L’action immunosuppressive des oméga-3

L’acide docosahexaénoïque (DHA) et l’acide eicosapentaénoïque (EPA) jouent en premier lieu un rôle atténuateur sur l’immunité. Ils modulent à la baisse plusieurs mécanismes appartenant aussi bien à l’immunité innée, la première ligne de défense de notre organisme face aux microbes, qu’à l’immunité acquise, plus sophistiquée mais plus lente à entrer en jeu.

L’inflammation est un mal nécessaire qui doit être maitrisé

Les acteurs de l’immunité innée – macrophages, cellules dendritiques, mastocytes, granulocytes, éosinophiles – sont impliqués dans la réaction inflammatoire qui survient lorsqu’une menace est détectée au sein de l’organisme.

Si elle est utile lorsqu’elle est ponctuelle, elle peut devenir dommageable pour l’organisme quand elle se prolonge ou qu’elle est exagérée. Une inflammation excessive constitue en effet le point commun à de nombreuses maladies chroniques, à tous les niveaux de l’organisme.

Le rôle des oméga-3 sur les acteurs de l’immunité innée : calmer l’inflammation

Les oméga-3 exercent un effet anti-inflammatoire en limitant la production des messagers chimiques qui amplifient cette réponse, les cytokines émises par les macrophages.

Ils réduisent également l’émission de radicaux libres par les neutrophiles. Ces composés, efficaces pour neutraliser bactéries ou parasites, endommagent aussi les tissus de l’organisme lorsqu’ils sont produits en excès, et doivent donc être régulés.

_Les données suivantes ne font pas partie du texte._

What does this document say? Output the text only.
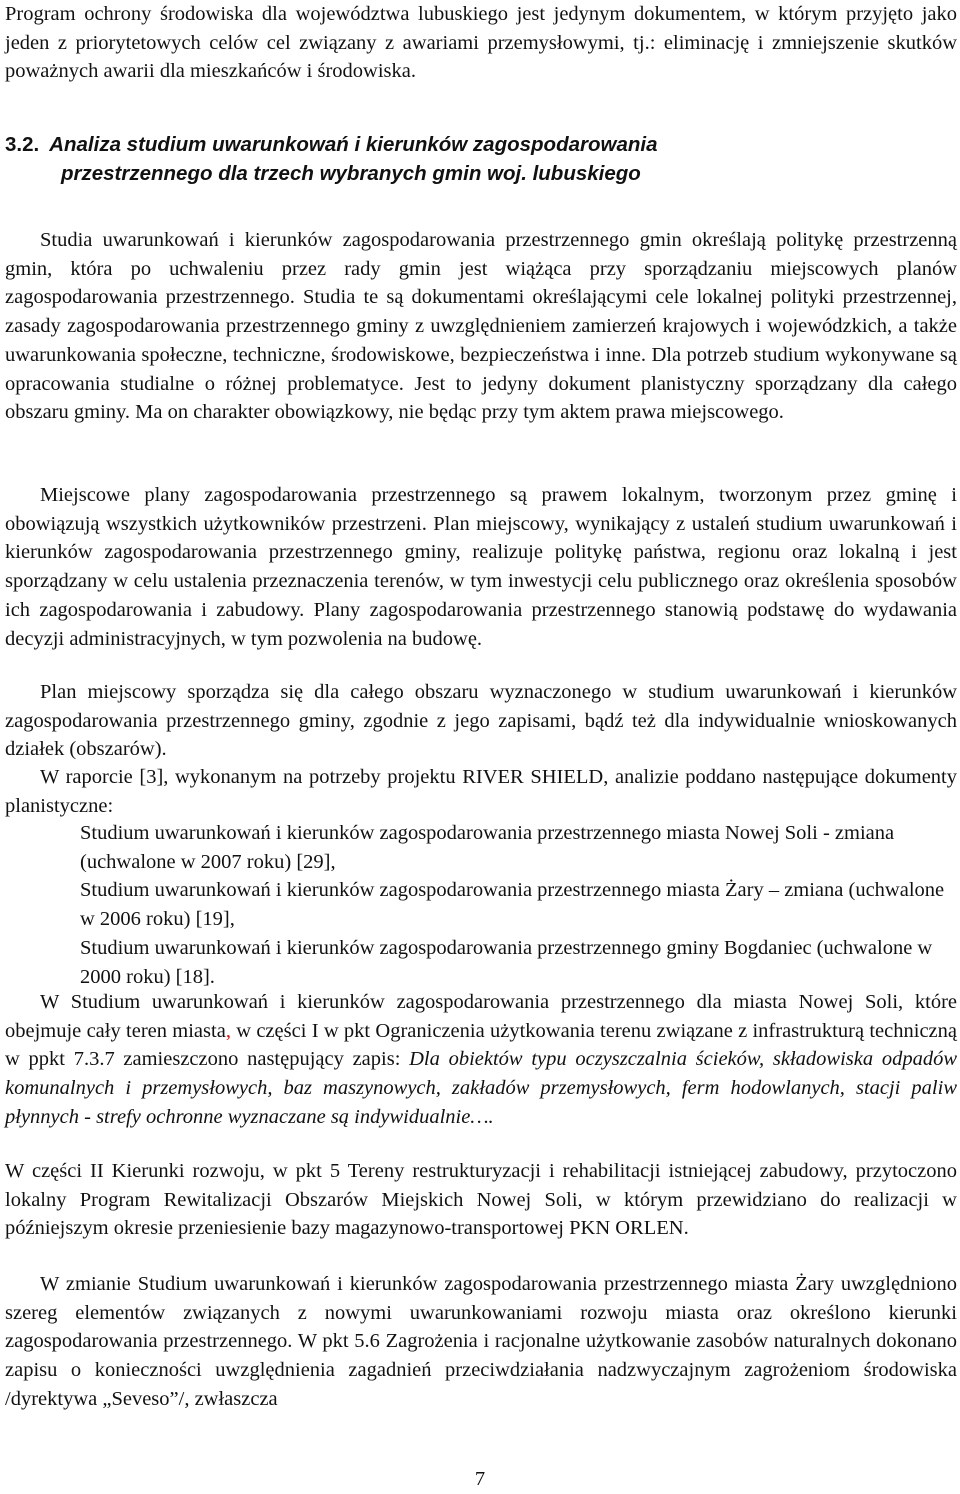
Program ochrony środowiska dla województwa lubuskiego jest jedynym dokumentem, w którym przyjęto jako jeden z priorytetowych celów cel związany z awariami przemysłowymi, tj.: eliminację i zmniejszenie skutków poważnych awarii dla mieszkańców i środowiska.

3.2. Analiza studium uwarunkowań i kierunków zagospodarowania
przestrzennego dla trzech wybranych gmin woj. lubuskiego

Studia uwarunkowań i kierunków zagospodarowania przestrzennego gmin określają politykę przestrzenną gmin, która po uchwaleniu przez rady gmin jest wiążąca przy sporządzaniu miejscowych planów zagospodarowania przestrzennego. Studia te są dokumentami określającymi cele lokalnej polityki przestrzennej, zasady zagospodarowania przestrzennego gminy z uwzględnieniem zamierzeń krajowych i wojewódzkich, a także uwarunkowania społeczne, techniczne, środowiskowe, bezpieczeństwa i inne. Dla potrzeb studium wykonywane są opracowania studialne o różnej problematyce. Jest to jedyny dokument planistyczny sporządzany dla całego obszaru gminy. Ma on charakter obowiązkowy, nie będąc przy tym aktem prawa miejscowego.

Miejscowe plany zagospodarowania przestrzennego są prawem lokalnym, tworzonym przez gminę i obowiązują wszystkich użytkowników przestrzeni. Plan miejscowy, wynikający z ustaleń studium uwarunkowań i kierunków zagospodarowania przestrzennego gminy, realizuje politykę państwa, regionu oraz lokalną i jest sporządzany w celu ustalenia przeznaczenia terenów, w tym inwestycji celu publicznego oraz określenia sposobów ich zagospodarowania i zabudowy. Plany zagospodarowania przestrzennego stanowią podstawę do wydawania decyzji administracyjnych, w tym pozwolenia na budowę.

Plan miejscowy sporządza się dla całego obszaru wyznaczonego w studium uwarunkowań i kierunków zagospodarowania przestrzennego gminy, zgodnie z jego zapisami, bądź też dla indywidualnie wnioskowanych działek (obszarów).

W raporcie [3], wykonanym na potrzeby projektu RIVER SHIELD, analizie poddano następujące dokumenty planistyczne:

Studium uwarunkowań i kierunków zagospodarowania przestrzennego miasta Nowej Soli - zmiana (uchwalone w 2007 roku) [29],

Studium uwarunkowań i kierunków zagospodarowania przestrzennego miasta Żary – zmiana (uchwalone w 2006 roku) [19],

Studium uwarunkowań i kierunków zagospodarowania przestrzennego gminy Bogdaniec (uchwalone w 2000 roku) [18].

W Studium uwarunkowań i kierunków zagospodarowania przestrzennego dla miasta Nowej Soli, które obejmuje cały teren miasta, w części I w pkt Ograniczenia użytkowania terenu związane z infrastrukturą techniczną w ppkt 7.3.7 zamieszczono następujący zapis: Dla obiektów typu oczyszczalnia ścieków, składowiska odpadów komunalnych i przemysłowych, baz maszynowych, zakładów przemysłowych, ferm hodowlanych, stacji paliw płynnych - strefy ochronne wyznaczane są indywidualnie….

W części II Kierunki rozwoju, w pkt 5 Tereny restrukturyzacji i rehabilitacji istniejącej zabudowy, przytoczono lokalny Program Rewitalizacji Obszarów Miejskich Nowej Soli, w którym przewidziano do realizacji w późniejszym okresie przeniesienie bazy magazynowo-transportowej PKN ORLEN.

W zmianie Studium uwarunkowań i kierunków zagospodarowania przestrzennego miasta Żary uwzględniono szereg elementów związanych z nowymi uwarunkowaniami rozwoju miasta oraz określono kierunki zagospodarowania przestrzennego. W pkt 5.6 Zagrożenia i racjonalne użytkowanie zasobów naturalnych dokonano zapisu o konieczności uwzględnienia zagadnień przeciwdziałania nadzwyczajnym zagrożeniom środowiska /dyrektywa „Seveso”/, zwłaszcza

7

COVID-19 : oméga 3 et orages de cytokine

Dans le contexte de pandémie de COVID-19, et comme dans le cas d’autres infections susceptibles de déclencher un orage de cytokines, la capacité des oméga-3 à tempérer ces dernières pourrait leur conférer un rôle particulièrement intéressant. Les oméga-3 à chaînes longues (EPA et DHA – à ne pas confondre avec les acides gras oméga-3 à chaîne courte comme l’ALA) parviennent ainsi à affiner l’action du système immunitaire, le rendant plus précis.

Cet effet est souvent observé par les sportifs qui prennent des compléments d’oméga-3 pendant plusieurs semaines, et chez qui les courbatures musculaires deviennent à la fois moins nombreuses, moins intenses, et plus rapides à disparaître.

Dans le cas précis du coronavirus, des chercheurs Iraniens ont testés les effets de la supplémentation sur des personnes sévèrement malades admises à l’hôpital, dans le cadre d’une étude randomisée contrôlée contre placebo.

128 patients ont donc été assignés à recevoir soit un placebo soit des acides gras oméga-3 (1000mg dont 400mg d’EPA et 200mg de DHA), pendant un mois. Les oméga-3 étaient directement ajoutés dans le mélange nutritif par perfusion. Résultat : les malades qui ont reçu les oméga-3 ont vu leurs fonctions rénales et respiratoires s’améliorer. De plus, leur taux de survie à un mois était meilleur avec la prise d’oméga-3.

L’importance du ratio oméga-3 / oméga-6 pour moduler l’inflammation

Dans le cadre des infections, les oméga-3 joueraient un rôle fondamental pour calmer la libération excessive des cytokines. Par exemple, une étude de 2015 publiée par des chercheurs Italiens a étudié le comportement des cellules pulmonaires de malades victimes de détresse respiratoire aiguë selon leur rapport cellulaire oméga-3/oméga-6. On sait en effet qu’un excès d’acides gras oméga-6 peut être inflammatoire et que les oméga-3 permettent d’équilibrer cette balance.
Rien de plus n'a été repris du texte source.